The United States Trade Representative (USTR) has proposed a series of new service fees and operational restrictions targeting Chinese maritime transport operators and carriers utilizing Chinese-built vessels. If enacted, these measures would impact vessel operators calling at U.S. ports, introducing financial penalties based on vessel ownership, fleet composition, and future shipbuilding orders.
UP TO $1.5 MILLION IN SERVICE FEES FOR CHINESE-BUILT AND OPERATED VESSELS
Under the proposal, vessel operators from China would face a service fee of up to $1,000,000 per vessel entrance to a U.S. port or $1,000 per net ton of vessel capacity. Additional fees would be imposed on carriers with Chinese-built vessels, following a tiered structure based on fleet composition:
- 50% or more Chinese-built vessels → Up to $1,000,000 per vessel entrance
- 25–50% Chinese-built vessels → Up to $750,000 per vessel entrance
- Less than 25% Chinese-built vessels → Up to $500,000 per vessel entrance
For individual Chinese-built vessels entering U.S. ports, operators could be charged up to $1,500,000 per entrance.
FEES EXTENDED TO OPERATORS WITH NEW CHINESE SHIPBUILDING ORDERS
The proposal also seeks to penalize operators with prospective orders from Chinese shipyards by introducing service fees based on upcoming vessel deliveries over the next 24 months.
Operators with:
- 50% or more of new vessel orders from Chinese shipyards → Up to $1,000,000 per vessel entrance
- 25–50% of new vessel orders from Chinese shipyards → Up to $750,000 per vessel entrance
- Less than 25% of new vessel orders from Chinese shipyards → Up to $500,000 per vessel entrance
Additionally, a separate $1,000,000 per vessel entrance fee could be applied to any operator with 25% or more of their total fleet composed of Chinese-built vessels.

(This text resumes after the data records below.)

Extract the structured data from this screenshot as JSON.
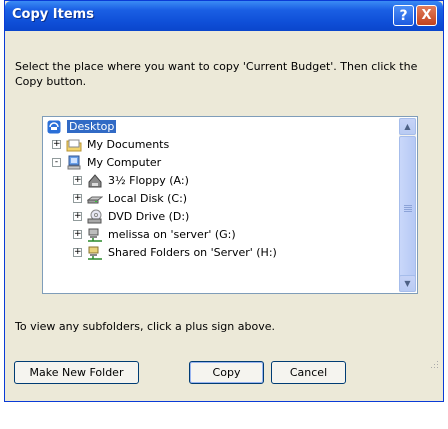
{
  "window": {
    "title": "Copy Items"
  },
  "titlebar": {
    "help_label": "?",
    "close_label": "X"
  },
  "instructions": "Select the place where you want to copy 'Current Budget'. Then click the Copy button.",
  "tree": {
    "items": [
      {
        "label": "Desktop",
        "expander": "",
        "icon": "desktop-icon",
        "selected": true
      },
      {
        "label": "My Documents",
        "expander": "+",
        "icon": "folder-icon"
      },
      {
        "label": "My Computer",
        "expander": "-",
        "icon": "computer-icon"
      },
      {
        "label": "3½ Floppy (A:)",
        "expander": "+",
        "icon": "floppy-icon"
      },
      {
        "label": "Local Disk (C:)",
        "expander": "+",
        "icon": "hard-disk-icon"
      },
      {
        "label": "DVD Drive (D:)",
        "expander": "+",
        "icon": "dvd-drive-icon"
      },
      {
        "label": "melissa on 'server' (G:)",
        "expander": "+",
        "icon": "network-drive-icon"
      },
      {
        "label": "Shared Folders on 'Server' (H:)",
        "expander": "+",
        "icon": "network-drive-icon"
      }
    ]
  },
  "hint": "To view any subfolders, click a plus sign above.",
  "buttons": {
    "new_folder": "Make New Folder",
    "copy": "Copy",
    "cancel": "Cancel"
  },
  "colors": {
    "titlebar": "#0a46cc",
    "selection": "#316ac5",
    "dialog_bg": "#ece9d8"
  }
}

POTENTIAL FEE REMISSIONS FOR U.S.-BUILT VESSELS
The USTR’s proposal outlines a possible refund mechanism for operators that invest in U.S.-built vessels. Carriers subject to these new service fees may receive refunds of up to $1,000,000 per entrance for each U.S.-built vessel they operate.
MANDATORY QUOTAS FOR U.S.-FLAGGED VESSELS EXPORTING U.S. GOODS
Beyond financial penalties, the proposal introduces new restrictions on international maritime transport for U.S. exports. Over the next seven years, a growing percentage of U.S. goods must be exported using U.S.-flagged vessels operated by U.S. carriers:
- Year 1: At least 1% of U.S. exports restricted to U.S.-flagged vessels
- Year 2: At least 3% of U.S. exports restricted to U.S.-flagged vessels
- Year 3: At least 5% of U.S. exports restricted to U.S.-flagged vessels (including 3% U.S.-built)

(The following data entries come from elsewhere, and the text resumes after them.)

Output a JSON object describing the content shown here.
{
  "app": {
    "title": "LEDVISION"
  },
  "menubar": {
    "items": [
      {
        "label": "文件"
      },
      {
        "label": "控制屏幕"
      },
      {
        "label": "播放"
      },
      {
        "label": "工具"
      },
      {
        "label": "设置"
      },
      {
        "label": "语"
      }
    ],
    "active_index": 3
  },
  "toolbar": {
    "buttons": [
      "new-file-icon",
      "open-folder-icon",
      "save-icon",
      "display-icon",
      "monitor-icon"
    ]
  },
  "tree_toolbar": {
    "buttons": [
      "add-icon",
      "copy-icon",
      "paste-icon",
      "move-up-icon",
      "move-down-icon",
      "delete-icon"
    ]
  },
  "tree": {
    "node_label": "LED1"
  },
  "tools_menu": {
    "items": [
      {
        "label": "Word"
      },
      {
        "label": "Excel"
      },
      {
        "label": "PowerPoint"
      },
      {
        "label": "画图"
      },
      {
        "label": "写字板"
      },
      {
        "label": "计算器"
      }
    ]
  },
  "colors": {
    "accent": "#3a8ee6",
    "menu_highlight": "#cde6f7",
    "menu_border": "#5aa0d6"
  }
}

- Year 7: At least 15% of U.S. exports restricted to U.S.-flagged vessels (including 5% U.S.-built)
Additionally, operators may only use non-U.S.-built vessels for exports if they demonstrate that at least 20% of the U.S. products they transport are carried on U.S.-flagged, U.S.-built ships.
USTR SEEKS PUBLIC COMMENT AHEAD OF FINAL DECISION
The USTR is accepting public comments on the proposed service fees and operational restrictions through March 24, 2025, with the final decision resting with President Donald Trump. Stakeholders are invited to submit feedback on the economic impact, scope, and effectiveness of the measures, including the proposed fees, trade coverage, and service restrictions. Comments must be submitted via the USTR electronic portal (docket number USTR-2025-0002) to be considered.